It is 100% a sport! As a figure competitor I can tell you that I put my body through some serious training! It’s not just about lifting heavy, either! During off-season, I incorporate a lot of P.A.C. (performance athletic conditioning) into my regimen, along with my three times a week lifting sessions. Have you ever seen top figure competitor Erin Stern work out? Tell me she is not an athlete! Track star turned figure gal, she was the inspiration behind my decision to incorporate P.A.C. and even some Olympic lifting into my workouts.
On top of hitting the weights hard, bodybuilders have the additional stress of performing well under strict dietary rules. Those last 8-12 weeks out from a show can be a complete NIGHTMARE because we are expected to still give 100% of our efforts on reduced caloric intakes . . . NOT FUN!
If you really want to determine whether or not bodybuilding/figure/fitness/physique is a sport, though, sign up for a show and try it out 🙂 No better way to make an informed decision than by actually testing the waters 🙂
I was curious about the definition of the word ‘sport’ and found the following entry in Wikipedia:
“Sport is all forms of physical activity which, through casual or organised participation, aim to use, maintain or improve physical fitness and provide entertainment to participants. Sport may be competitive, where a winner or winners can be identified by objective means, and may require a degree of skill, especially at higher levels. Hundreds of sports exist, including those for a single participant, through to those with hundreds of simultaneous participants, either in teams or competing as individuals. Some non-physical activities, such as board games and card games are sometimes referred to as sports, but a sport is generally recognised as being based in physical athleticism.”

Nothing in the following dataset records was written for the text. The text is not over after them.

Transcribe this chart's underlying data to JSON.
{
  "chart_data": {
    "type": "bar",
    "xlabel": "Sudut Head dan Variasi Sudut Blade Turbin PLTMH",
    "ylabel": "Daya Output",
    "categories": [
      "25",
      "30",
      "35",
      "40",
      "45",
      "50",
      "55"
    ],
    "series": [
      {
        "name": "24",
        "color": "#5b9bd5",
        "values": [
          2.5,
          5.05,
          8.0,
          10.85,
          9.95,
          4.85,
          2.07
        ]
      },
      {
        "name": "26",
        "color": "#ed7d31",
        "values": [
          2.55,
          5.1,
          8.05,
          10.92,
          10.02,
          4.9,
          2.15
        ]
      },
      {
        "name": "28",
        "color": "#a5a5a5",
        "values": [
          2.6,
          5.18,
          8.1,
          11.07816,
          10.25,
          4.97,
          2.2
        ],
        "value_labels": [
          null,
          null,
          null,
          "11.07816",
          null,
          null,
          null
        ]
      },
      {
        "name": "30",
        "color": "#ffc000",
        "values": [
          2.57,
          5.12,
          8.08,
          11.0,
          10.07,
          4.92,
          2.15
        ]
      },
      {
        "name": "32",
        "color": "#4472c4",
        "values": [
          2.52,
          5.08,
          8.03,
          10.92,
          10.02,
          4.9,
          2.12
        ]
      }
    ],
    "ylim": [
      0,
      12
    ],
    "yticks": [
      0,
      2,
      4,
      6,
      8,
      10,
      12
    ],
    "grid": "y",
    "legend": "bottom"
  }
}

But even beyond that definition, I would have answered ‘yes’ to Michael’s question.
Yes – you train and you compete.
BUT, it is very important for the general public to remember that if you don’t intend to cover themselves in baby oil and pose in a speedo on stage, that bodybuilding (bicep curls, and other isolation moves) training isn’t going to be very useful… if you water down the 15-20 hours per week that it takes to compete to 2 or 3 hours per week, a chest and tricep day doesn’t work.